From 2 Rosemary Lane, March 13th 2017
Welcome to our first newsletter from our new location in Sutton, Cambridgeshire! We plan to send out a news update from The Widescreen Centre once each month, to keep you updated on what’s happening in the sky, new products, special offers - and to notify you of events, both around the UK and our own, here at 2 Rosemary Lane.
Spring is almost upon us. Hopefully the freezing cold nights of winter are behind us now, but the familiar winter constellations are still around for the time being. It’s an excellent time to be outdoors chasing the wonders of the night sky – and this month has much to offer - and so do we!
The Sky – March 2017
Mercury is now pulling away from the Sun to join Venus in the evening sky, but it won’t be clearly visible for another week or so. Full Moon is this Sunday, and Last Quarter Moon is on March 20th, when it passes Saturn in the pre-dawn sky. New Moon is on the 27th, so we will end the month as we began – with a crescent Moon well placed in the western sky at sunset. By this time Venus, now past inferior conjunction on the 25th, will have been replaced by Mercury low in the West at sunset.

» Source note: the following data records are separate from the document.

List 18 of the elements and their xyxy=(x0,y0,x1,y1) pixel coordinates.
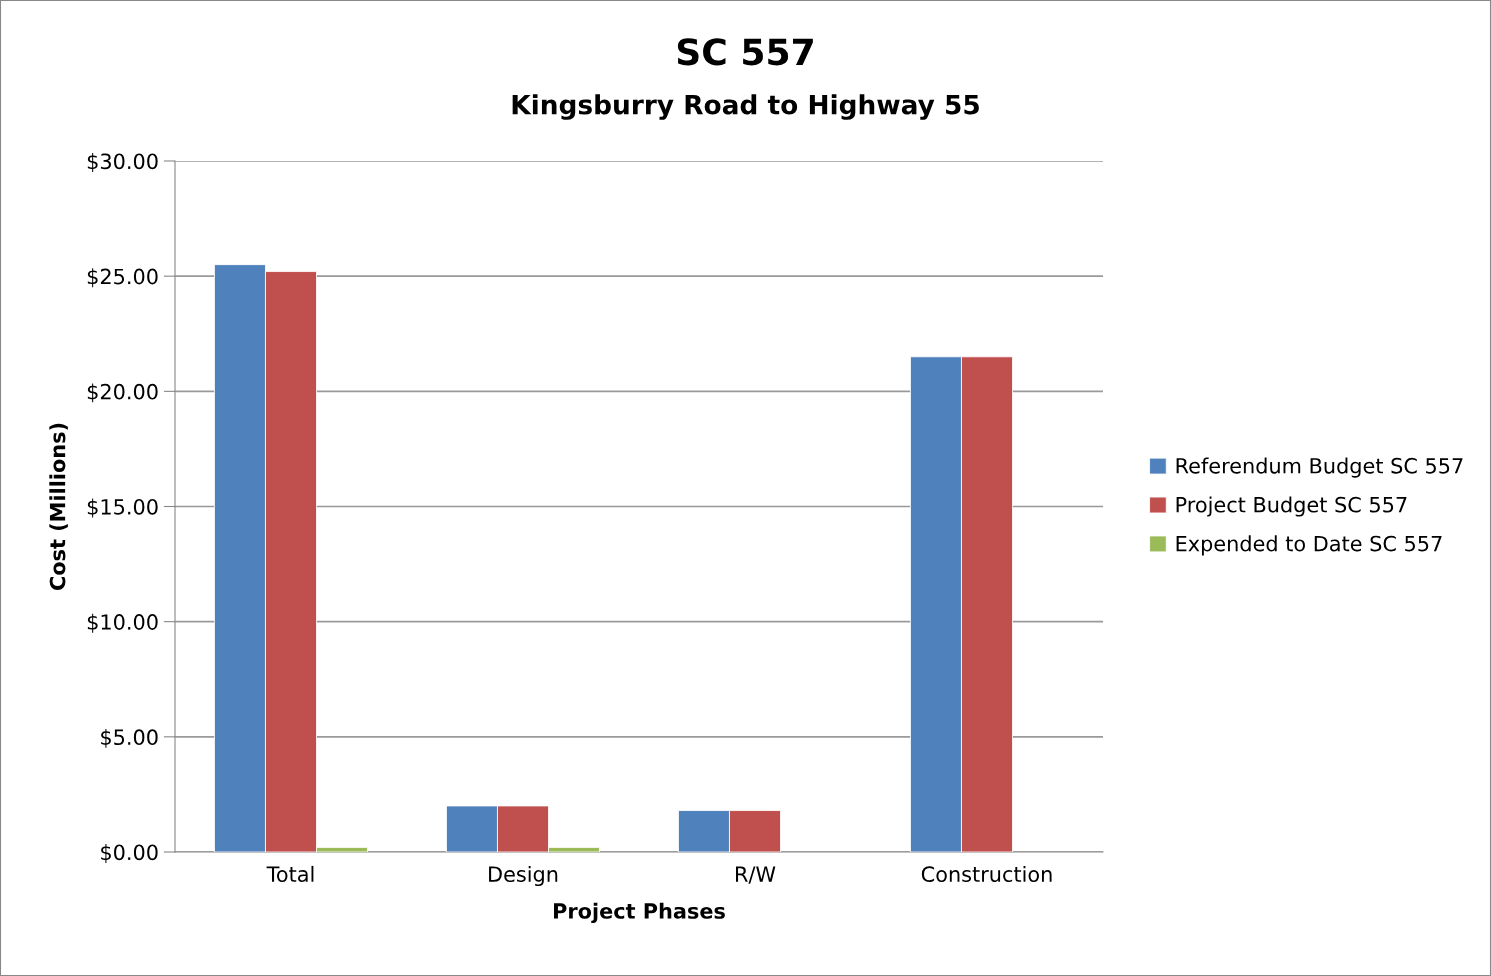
y-tick-label: $10.00 xyxy=(87,613,158,633)
y-tick-label: $30.00 xyxy=(87,153,158,172)
x-axis-title: Project Phases xyxy=(554,902,725,924)
chart-subtitle: Kingsburry Road to Highway 55 xyxy=(512,94,979,120)
x-tick-label: R/W xyxy=(736,866,776,884)
x-tick-label: Total xyxy=(266,865,314,883)
y-axis-title: Cost (Millions) xyxy=(49,423,68,591)
y-tick-label: $0.00 xyxy=(101,844,158,863)
y-tick-label: $20.00 xyxy=(87,383,158,403)
legend-label: Referendum Budget SC 557 xyxy=(1176,457,1463,478)
y-tick-label: $5.00 xyxy=(101,728,158,748)
x-tick-label: Design xyxy=(489,865,558,887)
y-tick-label: $15.00 xyxy=(87,498,158,518)
legend-label: Project Budget SC 557 xyxy=(1176,496,1407,517)
y-tick-label: $25.00 xyxy=(87,268,158,288)
chart-title: SC 557 xyxy=(677,38,813,66)
x-tick-label: Construction xyxy=(921,865,1052,883)
legend-label: Expended to Date SC 557 xyxy=(1176,535,1442,556)
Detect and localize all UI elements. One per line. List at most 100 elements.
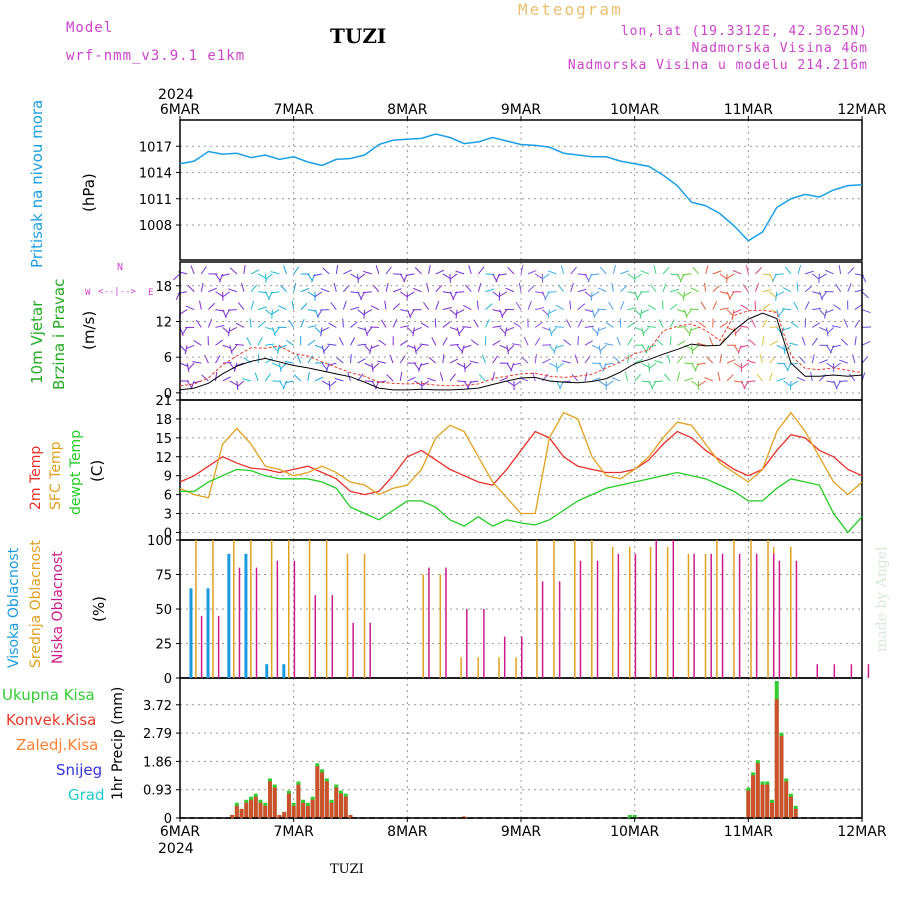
wind-arrow (861, 356, 869, 364)
cloud-bar (293, 560, 296, 678)
precip-conv-bar (249, 799, 254, 818)
wind-arrow (605, 321, 614, 328)
wind-arrow (276, 345, 280, 355)
compass-west: W (85, 288, 91, 298)
temperature-ytick-label: 18 (155, 413, 172, 428)
wind-arrow (385, 282, 389, 292)
cloud-bar (195, 540, 197, 678)
wind-arrow (801, 336, 806, 346)
wind-arrow (712, 301, 717, 310)
wind-arrow (462, 326, 472, 328)
wind-arrow (689, 326, 699, 331)
wind-arrow (250, 269, 260, 275)
cloud-bar (672, 540, 675, 678)
wind-arrow (826, 327, 834, 335)
wind-arrow (271, 309, 280, 315)
wind-arrow (185, 305, 195, 311)
wind-arrow (696, 342, 706, 346)
wind-arrow (278, 305, 287, 311)
wind-arrow (246, 337, 252, 346)
wind-arrow (599, 344, 607, 352)
wind-arrow (192, 361, 202, 364)
wind-arrow (689, 308, 699, 311)
wind-arrow (229, 267, 238, 275)
temperature-ytick-label: 3 (164, 508, 172, 523)
wind-arrow (804, 285, 813, 293)
wind-arrow (811, 273, 820, 280)
wind-arrow (449, 273, 458, 280)
wind-arrow (839, 359, 848, 364)
cloud-bar (767, 540, 769, 678)
cloud-bar (634, 553, 637, 678)
wind-arrow (597, 326, 607, 332)
cloud-bar (628, 546, 631, 678)
wind-arrow (759, 354, 764, 364)
precip-conv-bar (784, 781, 789, 818)
wind-arrow (604, 342, 614, 346)
wind-arrow (407, 376, 416, 382)
xtick-label-bottom: 8MAR (387, 824, 428, 840)
cloud-bar (352, 622, 354, 678)
precip-ytick-label: 0 (164, 812, 172, 827)
wind-arrow (485, 288, 495, 293)
wind-arrow (683, 291, 692, 297)
wind-arrow (819, 359, 828, 364)
cloud-bar (833, 664, 836, 678)
wind-arrow (849, 373, 856, 382)
wind-arrow (854, 303, 863, 310)
wind-arrow (369, 345, 373, 355)
wind-arrow (320, 326, 330, 332)
wind-arrow (634, 309, 642, 317)
wind-arrow (357, 326, 367, 331)
wind-arrow (215, 324, 225, 328)
wind-arrow (811, 337, 818, 346)
wind-arrow (250, 300, 255, 310)
wind-arrow (456, 362, 466, 368)
wind-arrow (504, 327, 508, 337)
wind-arrow (561, 360, 571, 364)
cloud-bar (778, 560, 781, 678)
wind-arrow (691, 344, 699, 352)
wind-arrow (547, 270, 557, 275)
wind-arrow (751, 319, 756, 328)
wind-arrow (442, 337, 448, 346)
wind-arrow (492, 372, 495, 382)
wind-arrow (584, 372, 588, 382)
wind-arrow (553, 345, 557, 355)
wind-arrow (293, 374, 302, 382)
wind-arrow (769, 340, 778, 346)
legend-frz-rain: Zaledj.Kisa (16, 736, 99, 754)
wind-arrow (492, 355, 499, 364)
wind-arrow (465, 284, 472, 293)
wind-arrow (838, 264, 842, 274)
wind-arrow (399, 355, 406, 364)
wind-arrow (237, 302, 245, 310)
wind-arrow (542, 326, 551, 331)
wind-arrow (179, 362, 189, 368)
wind-arrow (782, 287, 792, 293)
wind-arrow (413, 287, 422, 293)
wind-arrow (449, 309, 458, 316)
wind-arrow (357, 343, 367, 346)
wind-arrow (370, 344, 380, 349)
wind-arrow (363, 270, 372, 275)
wind-arrow (658, 319, 664, 328)
xtick-label-top: 11MAR (724, 102, 773, 118)
wind-arrow (677, 325, 687, 328)
cloud-bar (541, 581, 544, 678)
cloud-bar (346, 553, 349, 678)
wind-arrow (364, 362, 374, 368)
wind-arrow (222, 327, 230, 334)
temp-line-2m (179, 430, 863, 496)
wind-arrow (577, 303, 586, 310)
wind-arrow (728, 291, 735, 300)
wind-arrow (662, 266, 670, 275)
wind-arrow (187, 284, 195, 293)
wind-arrow (442, 354, 445, 364)
wind-arrow (481, 354, 486, 364)
cloud-bar (325, 540, 328, 678)
wind-arrow (554, 325, 564, 328)
wind-arrow (463, 304, 472, 311)
compass-arrow: <--|--> (98, 287, 136, 297)
wind-arrow (620, 285, 628, 293)
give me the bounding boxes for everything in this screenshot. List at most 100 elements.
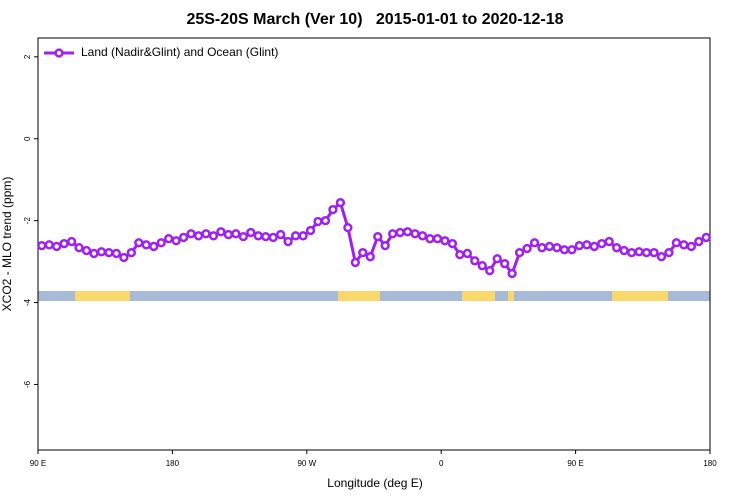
data-point xyxy=(305,225,316,236)
data-point xyxy=(238,231,248,242)
data-point xyxy=(74,243,84,253)
data-point xyxy=(66,236,77,247)
data-point xyxy=(350,257,360,268)
data-point xyxy=(186,229,196,239)
data-point xyxy=(664,247,674,258)
data-point xyxy=(544,241,555,252)
data-point xyxy=(373,231,383,242)
legend-marker xyxy=(54,48,64,58)
data-point xyxy=(402,227,413,237)
data-point xyxy=(164,234,174,244)
data-point xyxy=(567,245,577,255)
data-point xyxy=(522,243,532,254)
data-point xyxy=(37,240,47,251)
data-point xyxy=(425,234,435,244)
x-tick-label: 90 E xyxy=(30,459,46,468)
data-point xyxy=(156,238,166,248)
data-point xyxy=(193,231,204,241)
data-point xyxy=(485,265,495,276)
y-axis-title: XCO2 - MLO trend (ppm) xyxy=(0,177,14,312)
data-point xyxy=(619,245,629,256)
y-tick-label: -4 xyxy=(23,298,32,306)
data-point xyxy=(641,247,652,258)
data-point xyxy=(447,238,458,249)
y-tick-label: -2 xyxy=(23,217,32,225)
data-point xyxy=(59,238,69,249)
data-point xyxy=(119,252,129,263)
data-point xyxy=(365,252,375,262)
data-point xyxy=(671,238,682,248)
data-point xyxy=(462,248,472,259)
data-point xyxy=(388,229,398,239)
data-point xyxy=(171,236,181,246)
data-point xyxy=(298,231,308,241)
y-tick-label: -6 xyxy=(23,380,32,388)
data-point xyxy=(253,231,263,241)
data-point xyxy=(89,248,99,259)
land-strip xyxy=(338,291,380,301)
data-point xyxy=(455,249,465,260)
data-point xyxy=(201,229,211,239)
data-point xyxy=(552,243,562,253)
data-point xyxy=(358,247,368,258)
land-strip xyxy=(612,291,668,301)
data-point xyxy=(432,234,443,244)
x-tick-label: 90 W xyxy=(297,459,316,468)
y-tick-label: 0 xyxy=(23,136,32,141)
data-point xyxy=(313,216,323,227)
data-point xyxy=(582,240,592,250)
data-point xyxy=(679,240,689,250)
data-point xyxy=(612,243,622,253)
data-point xyxy=(81,245,92,256)
chart-title: 25S-20S March (Ver 10) 2015-01-01 to 202… xyxy=(186,11,563,28)
data-point xyxy=(417,231,428,241)
data-point xyxy=(529,238,540,248)
data-point xyxy=(335,197,346,208)
data-point xyxy=(216,227,226,237)
data-point xyxy=(686,241,696,252)
data-point xyxy=(395,227,405,238)
data-point xyxy=(320,216,331,226)
data-point xyxy=(537,243,547,253)
data-point xyxy=(268,232,278,243)
data-point xyxy=(328,204,338,215)
data-point xyxy=(283,236,293,247)
data-point xyxy=(246,227,256,238)
data-point xyxy=(141,240,151,250)
data-point xyxy=(96,247,107,257)
data-point xyxy=(440,236,450,246)
data-point xyxy=(134,238,144,248)
land-ocean-band xyxy=(38,291,710,301)
x-tick-label: 180 xyxy=(166,459,180,468)
data-point xyxy=(500,259,510,269)
x-axis-title: Longitude (deg E) xyxy=(327,476,422,490)
data-point xyxy=(178,232,189,243)
data-point xyxy=(343,222,353,233)
data-point xyxy=(559,245,570,255)
data-point xyxy=(470,256,480,266)
data-point xyxy=(589,241,599,252)
data-point xyxy=(477,261,487,271)
data-point xyxy=(111,248,122,259)
data-point xyxy=(52,241,62,252)
data-point xyxy=(514,247,525,258)
data-point xyxy=(44,240,54,250)
data-point xyxy=(649,247,659,258)
land-strip xyxy=(462,291,495,301)
data-point xyxy=(126,247,136,258)
data-point xyxy=(380,240,390,251)
data-point xyxy=(656,252,667,262)
data-point xyxy=(492,254,502,264)
data-point xyxy=(231,229,241,239)
data-point xyxy=(597,238,607,249)
x-tick-label: 0 xyxy=(439,459,444,468)
data-point xyxy=(604,236,614,247)
data-point xyxy=(410,229,420,239)
y-tick-label: 2 xyxy=(23,54,32,59)
data-point xyxy=(694,236,704,247)
x-tick-label: 90 E xyxy=(567,459,583,468)
data-point xyxy=(507,268,517,279)
data-point xyxy=(149,241,159,252)
data-point xyxy=(701,232,711,243)
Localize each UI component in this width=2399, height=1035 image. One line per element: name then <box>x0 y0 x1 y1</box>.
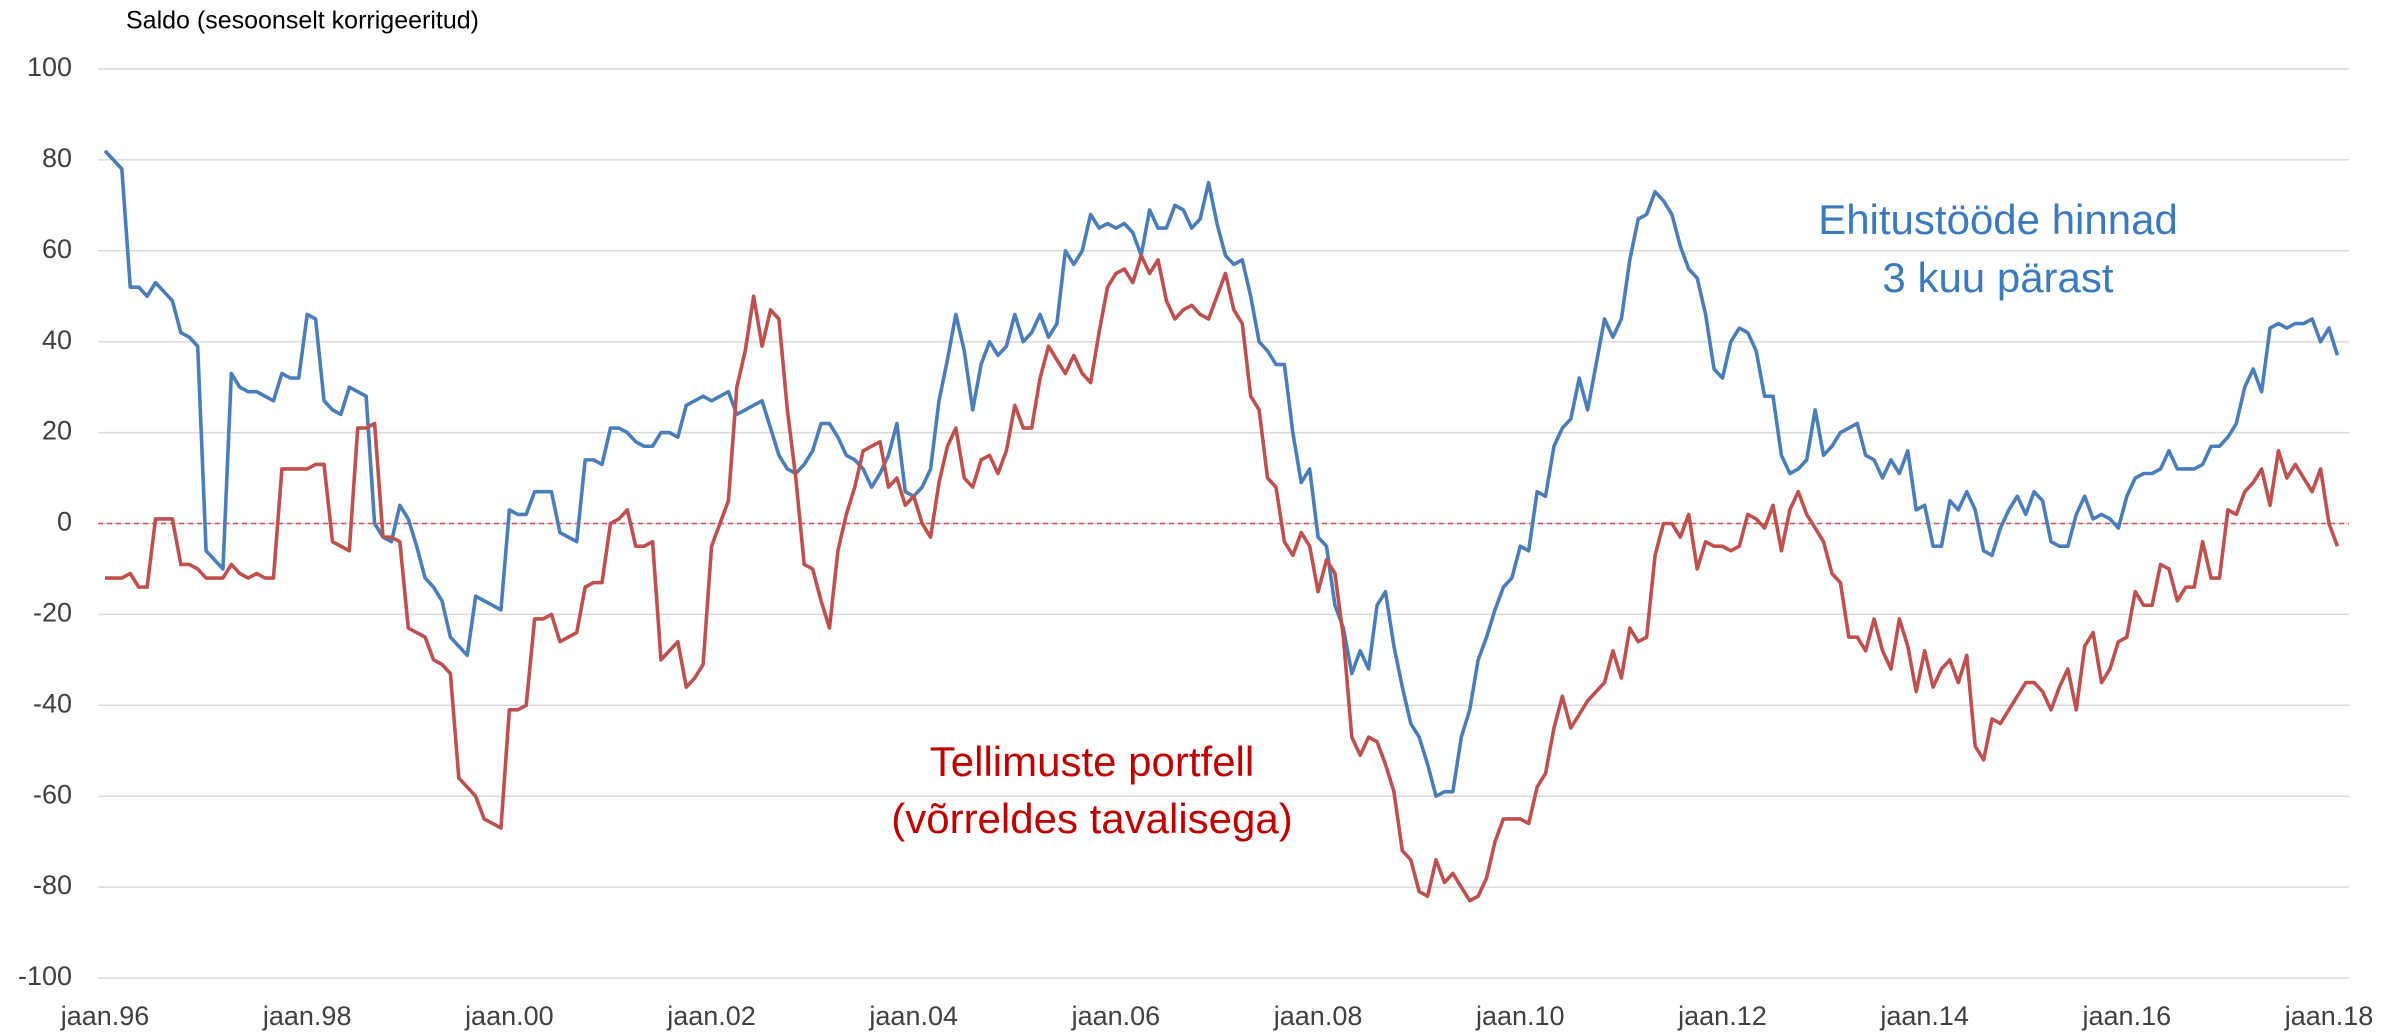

Mercury and Venus at sunset on March 20th
Venus dominates the evening sky right now, and is currently at it’s brightest possible – around magnitude -4.6. If you know where to look, you can see it before sunset. But it moves rapidly in towards the Sun and Inferior Conjunction on March 25th. Although it’s brightness will fade during the month, Venus’s angular diameter will swell to just under 1 minute of arc (1/60th of a degree, or about 1/30th the size of the Moon in the sky), with a very slim crescent phase. Those with exceptional eyesight – and exceptional skies – may be able to see the crescent phase with the unaided eye. Can you? Binoculars will certainly show it. Come & see us and try out some of our best-selling binoculars which can also be great for birdwatching and taking on your summer vacation.
Jupiter moves swiftly towards Opposition on April 7th, rising before 9.20pm at the beginning of March, and at 8.03pm by the 31st. A very rewarding sight, even with binoclaurs which will show the dance of the four Galilean satellites, even a small telescope will show detail – in the form of cloud belts – on the surface. More than ten times the diameter of the Earth, Jupiter rotates so fast (once in less then ten hours) that its shape is noticeably flattened at the poles. Colour filters can dramatically enhance detail on Jupiter, the Moon and other planets and need not be expensive (think £29,99 for 4 filters). Talk to us for advice or come along & see for yourself!
The sky at 9pm BST on March 29th - Stargazing LIVE week!
Saturn is not best placed now. It’s well South of the celestial equator, and currently only visible low in the morning sky. It rises around 2am by the end of March, and reaches its greatest elevation – only about 16˚ - at sunrise. But Saturn is always dramatic, and the rings are now about as wide ‘open’ as they can be. The air is at its most calm in the morning sky before dawn. This can be the best time to see Saturn at this low elevation. Opposition will be on June 15th.
Something else to look out for in the second half of the month is the Zodiacal light – a faint glow along the plane of the ecliptic caused by sunlight scattering back from dust particles lying between the planets. The high inclination of the ecliptic in the evening sky makes this the best time of the year to look out for it – but you will need dark skies. Look to the west about an hour after sunset.